In rebuttal to ArcelorMittal's attempt to reverse a Competition Tribunal finding that the company overcharged for flat steel, Harmony said the steelmaker demanded prices that bear ``no reasonable relation to prices under competitive conditions.'' ArcelorMittal is also seeking to have a record 691.8 million-rand ($65 million) fine canceled.

``There is entrenched dominance,'' David Unterhalter, counsel for Harmony and co-complainant DRDGold Ltd., told the court in Cape Town today. ``Nothing is going to make this a contestable market.''

The Competition Tribunal didn't establish or quantify the ``economic value'' of the flat steel ArcelorMittal sold and therefore couldn't prove that the prices were excessive, the steelmaker argued yesterday. South African law bans a dominant company from charging an excessive price, defined as a price for a product that bears no reasonable relation to the economic value of that product.

``Superdominance in itself tells you nothing about whether the price is at economic value'' or higher, Robert Peterson told the court yesterday.

`Not the Clearest'

Peterson, an advocate, is one of two so-called amici requested by the judge to give their view of the interpretation of part of South Africa's competition law and its general application to cases of alleged excessive pricing. The amici are not remunerated.

The Competition Tribunal's determination of excessive pricing ``is not the clearest determination I've ever encountered as a judge,'' Judge Dennis Davis said. The antitrust body ``reached their conclusions long before them came to the Act,'' the judge also said.

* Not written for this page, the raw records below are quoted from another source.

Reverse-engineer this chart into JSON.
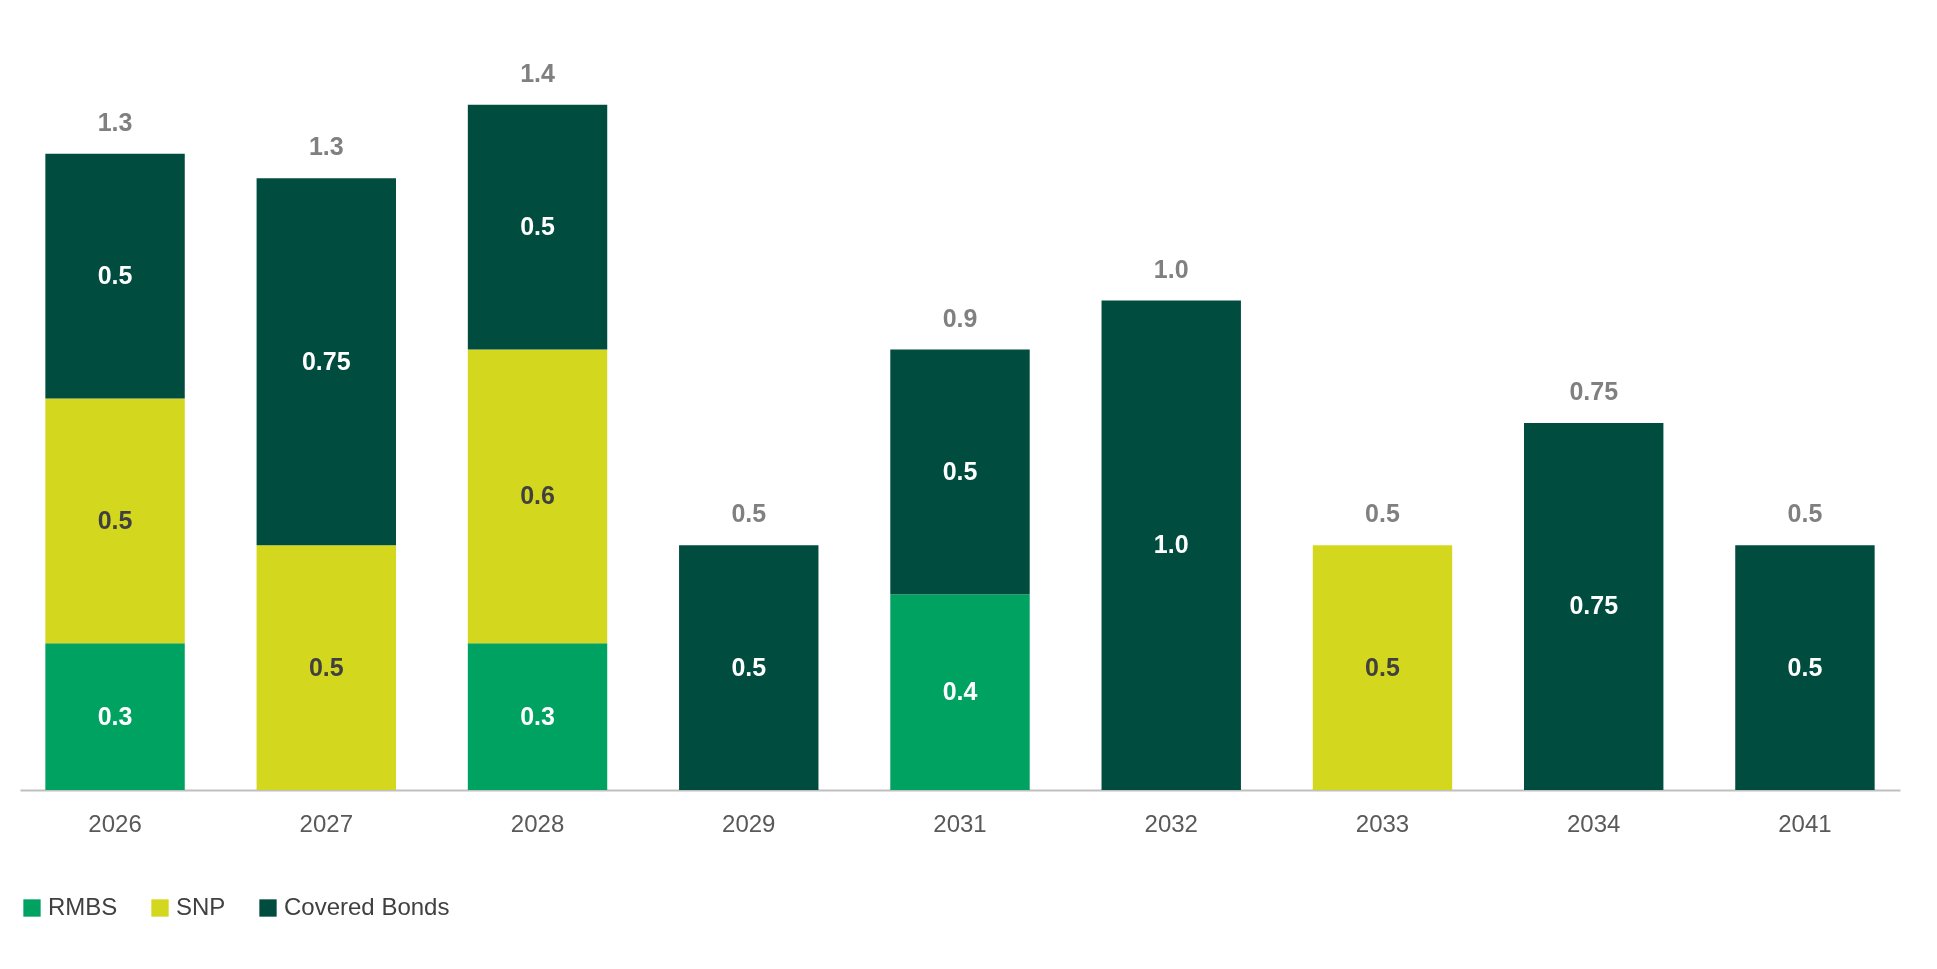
{
  "chart_data": {
    "type": "bar",
    "stacked": true,
    "categories": [
      "2026",
      "2027",
      "2028",
      "2029",
      "2031",
      "2032",
      "2033",
      "2034",
      "2041"
    ],
    "series": [
      {
        "name": "RMBS",
        "color": "#00a262",
        "values": [
          0.3,
          null,
          0.3,
          null,
          0.4,
          null,
          null,
          null,
          null
        ],
        "value_labels": [
          "0.3",
          null,
          "0.3",
          null,
          "0.4",
          null,
          null,
          null,
          null
        ]
      },
      {
        "name": "SNP",
        "color": "#d3d81e",
        "values": [
          0.5,
          0.5,
          0.6,
          null,
          null,
          null,
          0.5,
          null,
          null
        ],
        "value_labels": [
          "0.5",
          "0.5",
          "0.6",
          null,
          null,
          null,
          "0.5",
          null,
          null
        ]
      },
      {
        "name": "Covered Bonds",
        "color": "#004d40",
        "values": [
          0.5,
          0.75,
          0.5,
          0.5,
          0.5,
          1.0,
          null,
          0.75,
          0.5
        ],
        "value_labels": [
          "0.5",
          "0.75",
          "0.5",
          "0.5",
          "0.5",
          "1.0",
          null,
          "0.75",
          "0.5"
        ]
      }
    ],
    "totals": [
      "1.3",
      "1.3",
      "1.4",
      "0.5",
      "0.9",
      "1.0",
      "0.5",
      "0.75",
      "0.5"
    ],
    "legend": "bottom",
    "grid": false
  }
}
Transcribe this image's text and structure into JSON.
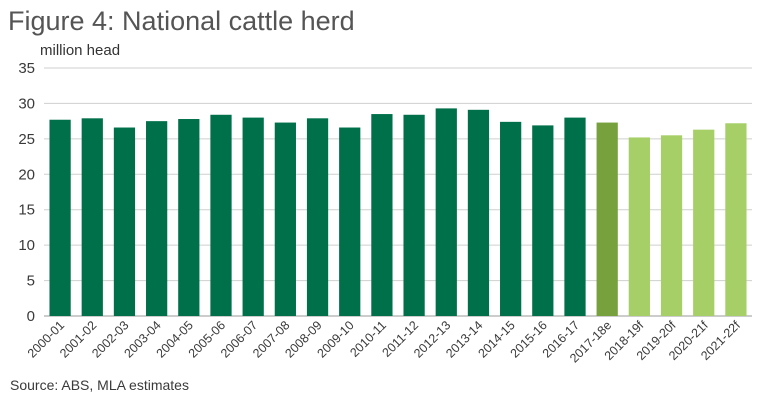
{
  "header": {
    "title": "Figure 4: National cattle herd",
    "source": "Source: ABS, MLA estimates"
  },
  "chart_data": {
    "type": "bar",
    "title": "Figure 4: National cattle herd",
    "xlabel": "",
    "ylabel": "million head",
    "ylim": [
      0,
      35
    ],
    "yticks": [
      0,
      5,
      10,
      15,
      20,
      25,
      30,
      35
    ],
    "grid": true,
    "categories": [
      "2000-01",
      "2001-02",
      "2002-03",
      "2003-04",
      "2004-05",
      "2005-06",
      "2006-07",
      "2007-08",
      "2008-09",
      "2009-10",
      "2010-11",
      "2011-12",
      "2012-13",
      "2013-14",
      "2014-15",
      "2015-16",
      "2016-17",
      "2017-18e",
      "2018-19f",
      "2019-20f",
      "2020-21f",
      "2021-22f"
    ],
    "values": [
      27.7,
      27.9,
      26.6,
      27.5,
      27.8,
      28.4,
      28.0,
      27.3,
      27.9,
      26.6,
      28.5,
      28.4,
      29.3,
      29.1,
      27.4,
      26.9,
      28.0,
      27.3,
      25.2,
      25.5,
      26.3,
      27.2
    ],
    "colors": {
      "actual": "#00704a",
      "estimate": "#76a13d",
      "forecast": "#a6cf68",
      "grid": "#cfcfcf"
    },
    "bar_color_groups": [
      "actual",
      "actual",
      "actual",
      "actual",
      "actual",
      "actual",
      "actual",
      "actual",
      "actual",
      "actual",
      "actual",
      "actual",
      "actual",
      "actual",
      "actual",
      "actual",
      "actual",
      "estimate",
      "forecast",
      "forecast",
      "forecast",
      "forecast"
    ]
  }
}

ArcelorMittal South Africa, based in Vanderbijlpark, says it sets domestic charges based on a basket of prices for the metal in developed and developing countries. Four years of talks with the government to reduce the cost of steel to local users ended without a resolution and were described as a ``sham'' by the tribunal.

ArcelorMittal exercised the full extent of its market power, Unterhalter told the court. The company has a share ``of the order of 80 percent'' of the local market and is probably in the bottom 10 percent of steel producers in terms of the cost of producing the material, he said.

The steelmaker isn't ``assailed'' by competition from imports, because by its own admission it is in a ``naturally protected'' market, Unterhalter said. At the southern tip of Africa, the company is far from any significant rivals, he said.

ArcelorMittal South Africa fell 3 rand, or 3.6 percent, to 80 rand as of 2:10 p.m. in Johannesburg, giving the company a value of 35.7 billion rand.